Trustees have also given senior staff the go-ahead to “more creatively find solutions, monetary and non-monetary” in the wake of last week’s vote by high school teachers to reject a tentative contract settlement reached on Nov. 18.
The secondary teachers are now set to join a province-wide withdrawal from sports and other extracurricular activities this Monday.
“Sometimes when the government passes a bill, they might have good intentions. However, this bill has caused a tremendous amount of stress within the educational system,” Mountain trustee Wes Hicks said.
“Once a specific bill passed by Queen’s Park starts to affect kids in the classroom, it’s time for both groups to realize that it’s gone beyond whatever each side wanted to accomplish,” he said.
“It’s time to get down to the table and solve the problems so that the kids are not hurt in the classroom.”
Bill 115 sets out a framework for contract settlements that includes a two-year wage freeze, an end to retirement payouts of up to six months of unused sick days and a cut in annual sick days to 10 from 20.
Board chair Tim Simmons said the legislation is an impediment to local agreements, but the board is willing to “listen to any proposals that might reach a deal to get labour peace.”
He said while he’s not yet clear on how the elementary teachers’ threatened strike action will play out, the 72-hour notice will let the board give parents “fair warning” to make alternate arrangements if schools are forced to close.
“We’re really hoping that doesn’t happen,” Simmons said, calling relations with local union groups “as good as they can be under the circumstances.”
“In spite of all this, I think we’re all still focused on children and their well-being,” he said. “We have a lot of respect with our local bargaining groups and we’re bargaining in good faith and with the best intentions with each other.”

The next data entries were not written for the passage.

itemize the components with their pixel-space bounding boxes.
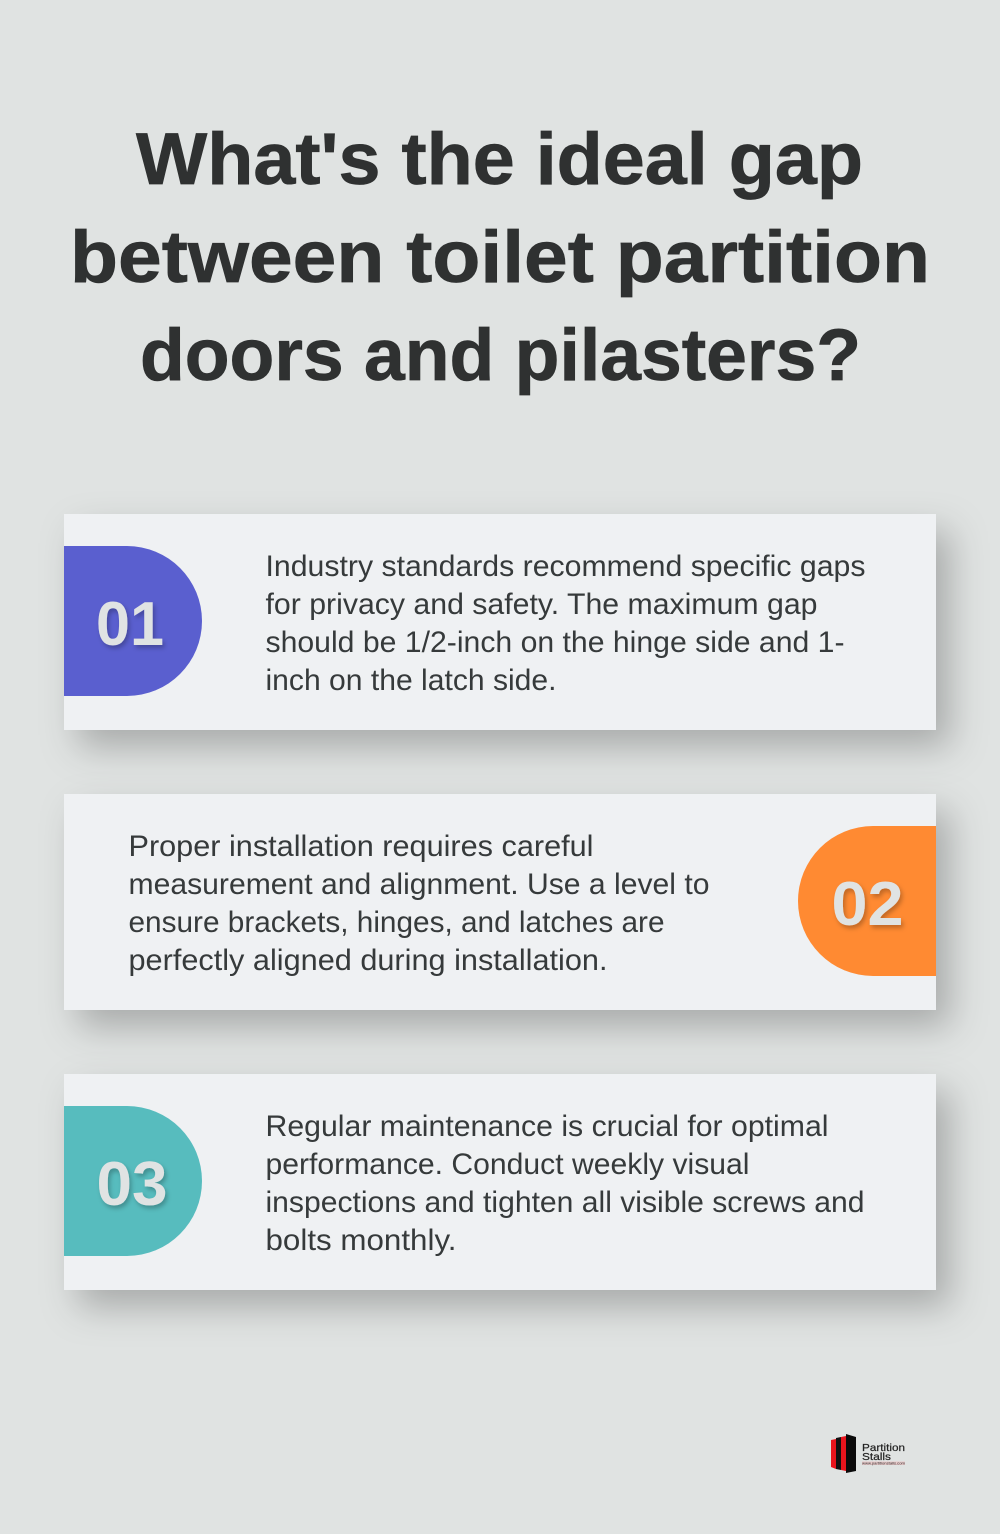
card background 03 — [64, 1074, 936, 1290]
text block 03 — [266, 1110, 865, 1257]
title — [70, 119, 930, 396]
title: between toilet partition — [70, 217, 930, 298]
badge 02 — [798, 826, 936, 976]
text block 01: Industry standards recommend specific gaps — [266, 550, 866, 583]
text block 01: inch on the latch side. — [266, 664, 556, 697]
text block 02: measurement and alignment. Use a level to — [128, 868, 710, 901]
icon: partition stalls — [831, 1434, 856, 1473]
text block 02 — [128, 830, 710, 977]
text block 03: Regular maintenance is crucial for optimal — [266, 1110, 828, 1143]
text block 01: should be 1/2-inch on the hinge side and 1- — [266, 626, 844, 659]
panel: step 02 — [64, 794, 936, 1010]
number 01: 01 — [96, 590, 164, 659]
badge 01 — [64, 546, 202, 696]
card background 02 — [64, 794, 936, 1010]
text block 03: inspections and tighten all visible screws and — [266, 1186, 865, 1219]
logo wordmark: Partition — [862, 1442, 905, 1454]
logo: Partition Stalls: Stalls — [862, 1451, 891, 1463]
text block 03: performance. Conduct weekly visual — [266, 1148, 750, 1181]
text block 01 — [266, 550, 866, 697]
text block 02: ensure brackets, hinges, and latches are — [128, 906, 664, 939]
text block 02: Proper installation requires careful — [128, 830, 594, 863]
logo: Partition Stalls — [831, 1434, 905, 1473]
panel: step 03 — [64, 1074, 936, 1290]
badge 03 — [64, 1106, 202, 1256]
number 02: 02 — [832, 870, 904, 939]
logo tagline: www.partitionstalls.com — [862, 1462, 905, 1466]
title: What's the ideal gap — [136, 119, 863, 200]
text block 03: bolts monthly. — [266, 1224, 456, 1257]
number 03: 03 — [96, 1150, 168, 1219]
panel: step 01 — [64, 514, 936, 730]
text block 02: perfectly aligned during installation. — [128, 944, 608, 977]
text block 01: for privacy and safety. The maximum gap — [266, 588, 818, 621]
title: doors and pilasters? — [140, 315, 861, 396]
card background 01 — [64, 514, 936, 730]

Chantal Mancini, president of the Ontario Secondary School Teachers’ Federation of Hamilton-Wentworth, called the withdrawal of extracurricular activities “an extremely difficult decision,” but said the province has left her members no other option.
She said teachers are willing to accept a wage freeze, but not the stripping of their collective bargaining rights.
“I think the government and Bill 115 have created chaos and our members have no choice. They’re fed up, they’re upset, they want their rights restored and really under Bill 115 it’s all they have left,” Mancini said.
“Every parent should be calling their MPP and saying, “You got your wage freeze. Why do you need to have this draconian legislation in place? Why do you need to create chaos in our schools?’”
The Elementary Teachers’ Federation of Ontario has warned its job actions “will affect operations in each public elementary school throughout the province.”
Bill 115 bans strike action for two years, but this prohibition only kicks in after a Dec. 31 deadline for teachers to reach a deal before one is imposed on them.
But the legislation also gives Education Minister Laurel Broten the power to stop any dispute before then and she has warned teachers she will order them back to work if necessary.
Hamilton trustees voted on Monday to put on indefinite hold a resolution calling for the creation of a single, publicly funded school system to achieve the cost savings envisioned by Bill 115, with a majority arguing doing so would accept the legislation’s premise.
“We’d be giving undue merit to Bill 115,” Ward 5 trustee Todd White said. “I personally do not think Bill 115 is even worth the paper it’s written on.”